The second example is worse, if anything. Colebatch alleges that a flight of 16 American Vultee Vengeance dive bombers returning from a raid on Rabaul crashed into the sea off New Britain because the radar station at their base on Green Island was not working. He claimed — with no evidence at all — that the valves for the radar had been stolen by wharfies.
This is sheer fiction. The Americans did not fly the Vultee Vengeance in combat, so they made no raid on Rabaul. Significantly, Colebatch doesn’t give a date, but there is no American record, official or unofficial, of 16 of these aircraft and their 32 crew members lost in this way at any time, as there surely would be had it happened. He also gets the number of the Green Island radar unit wrong. Again, he relies on rumour and hearsay for this nonsense. No official documents, nothing, just two individual reminiscences by old soldiers decades ago.

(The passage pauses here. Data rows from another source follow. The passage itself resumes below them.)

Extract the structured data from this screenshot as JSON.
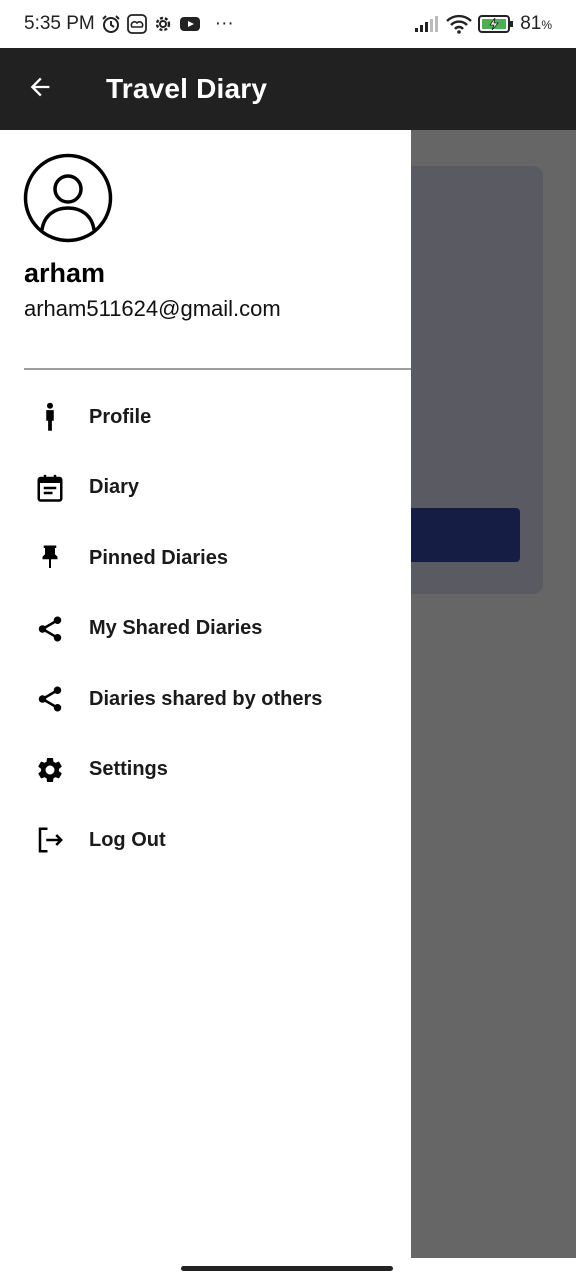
{
  "status_bar": {
    "time": "5:35 PM",
    "more": "···",
    "battery": "81",
    "battery_unit": "%",
    "icons": [
      "alarm-icon",
      "cloud-icon",
      "settings-gear-icon",
      "youtube-icon",
      "signal-icon",
      "wifi-icon",
      "battery-charging-icon"
    ]
  },
  "app_bar": {
    "title": "Travel Diary",
    "back_icon": "arrow-back-icon"
  },
  "drawer": {
    "user_name": "arham",
    "user_email": "arham511624@gmail.com",
    "avatar_icon": "account-circle-icon",
    "menu": [
      {
        "label": "Profile",
        "icon": "person-icon"
      },
      {
        "label": "Diary",
        "icon": "calendar-icon"
      },
      {
        "label": "Pinned Diaries",
        "icon": "pin-icon"
      },
      {
        "label": "My Shared Diaries",
        "icon": "share-icon"
      },
      {
        "label": "Diaries shared by others",
        "icon": "share-icon"
      },
      {
        "label": "Settings",
        "icon": "gear-icon"
      },
      {
        "label": "Log Out",
        "icon": "logout-icon"
      }
    ]
  },
  "colors": {
    "app_bar": "#212121",
    "scrim": "#666666",
    "drawer": "#ffffff"
  }
}
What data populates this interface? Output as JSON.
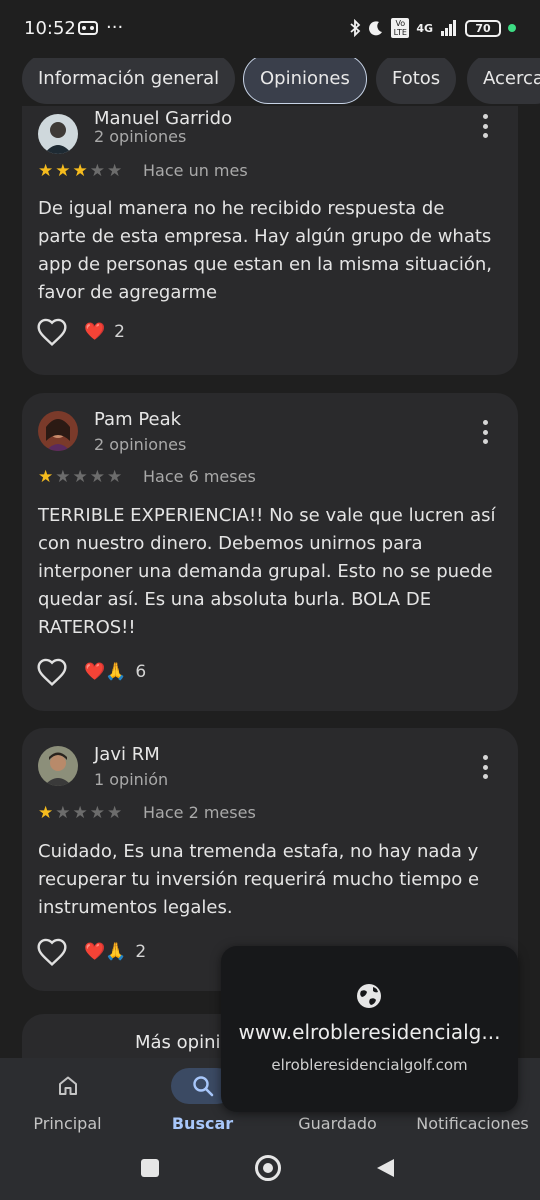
{
  "status_bar": {
    "time": "10:52",
    "dots": "···",
    "network": "4G",
    "volte": "Vo LTE",
    "battery": "70"
  },
  "tabs": [
    {
      "label": "Información general",
      "active": false
    },
    {
      "label": "Opiniones",
      "active": true
    },
    {
      "label": "Fotos",
      "active": false
    },
    {
      "label": "Acerca",
      "active": false
    }
  ],
  "reviews": [
    {
      "name": "Manuel Garrido",
      "review_count": "2 opiniones",
      "rating": 3,
      "time": "Hace un mes",
      "text": "De igual manera no he recibido respuesta de parte de esta empresa. Hay algún grupo de whats app de personas que estan en la misma situación, favor de agregarme",
      "reactions": "❤️",
      "reaction_count": "2"
    },
    {
      "name": "Pam Peak",
      "review_count": "2 opiniones",
      "rating": 1,
      "time": "Hace 6 meses",
      "text": "TERRIBLE EXPERIENCIA!! No se vale que lucren así con nuestro dinero. Debemos unirnos para interponer una demanda grupal. Esto no se puede quedar así. Es una absoluta burla. BOLA DE RATEROS!!",
      "reactions": "❤️🙏",
      "reaction_count": "6"
    },
    {
      "name": "Javi RM",
      "review_count": "1 opinión",
      "rating": 1,
      "time": "Hace 2 meses",
      "text": "Cuidado, Es una tremenda estafa, no hay nada y recuperar tu inversión requerirá mucho tiempo e instrumentos legales.",
      "reactions": "❤️🙏",
      "reaction_count": "2"
    }
  ],
  "more_reviews_button": "Más opini",
  "popup": {
    "icon": "globe-icon",
    "url": "www.elrobleresidencialg...",
    "domain": "elrobleresidencialgolf.com"
  },
  "bottom_nav": [
    {
      "label": "Principal",
      "icon": "home-icon",
      "active": false
    },
    {
      "label": "Buscar",
      "icon": "search-icon",
      "active": true
    },
    {
      "label": "Guardado",
      "icon": "bookmark-icon",
      "active": false
    },
    {
      "label": "Notificaciones",
      "icon": "bell-icon",
      "active": false
    }
  ],
  "colors": {
    "background": "#1f1f1f",
    "card": "#2a2a2c",
    "star": "#f6bc1e",
    "accent": "#a8c7fa"
  }
}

“Colebatch is entitled to his own opinions, but not his own facts. Australia’s Secret War is a farrago.”
The only vaguely comparable incident in the area was the crash of seven Royal New Zealand Air Force Corsair fighters — different air force, different aircraft — in 1945. But that was nothing to do with faulty radar. They simply ran out of fuel when they were caught in a sudden tropical storm.
I could go on, but you get the picture. Page after page, chapter after chapter, the book is an egregious exercise in union-bashing with little or no display of original research or historical scholarship.
Colebatch, a Perth lawyer and self-styled poet, has long been a spear carrier for the hard Right. His publisher, Quadrant magazine, is holy writ for that ever-diminishing band of geriatric self-styled culture warriors still bewailing the departure of the late B.A. Santamaria.
Naturally, when the book came out, it was ballyhooed to the skies by Quadrant’s editor, the ever-contentious Keith Windschuttle, and the usual Tory gaggle of Alan Jones, Andrew Bolt and Miranda Devine et al. Writing as if she actually knew what she was talking about, Devine banged on in the Sydney Daily Telegraph about “union bastardry”, branding the non-existent HMS Speaker strike as an “obscene act”.
“You will read this book with mounting fury,” she huffed.
Indeed you might, but only because it is so downright awful.
Which might lead you, gentle reader, to ask how on earth it got the gong. No surprises there either. The chief judge of the non-fiction and history awards for this year was none other than our old friend Gerard “Gollum” Henderson, ringmaster of the right-wing Sydney Institute, long-time culture impresario and an Abbott confidante. His right-hand man on the judging panel was a former Quadrant editor and Liberal MP, Peter Coleman. Ho hum. Nuff said.
Naturally I’ll be accused of sour grapes. My book First Victory, about the Australian navy in WWI, was a short-listed finalist in the same category. (In fact, it won this year’s NSW Premier’s Prize for military history.)
But I don’t care. Colebatch is entitled to his own opinions, but not his own facts. Australia’s Secret War is a farrago. Perhaps worst of all, it’s badly written, too. Cliche piled upon cliche. Its selection as a co-winner devalues the Prime Minister’s history award, leaving it a bloodied casualty on this ideological battlefield.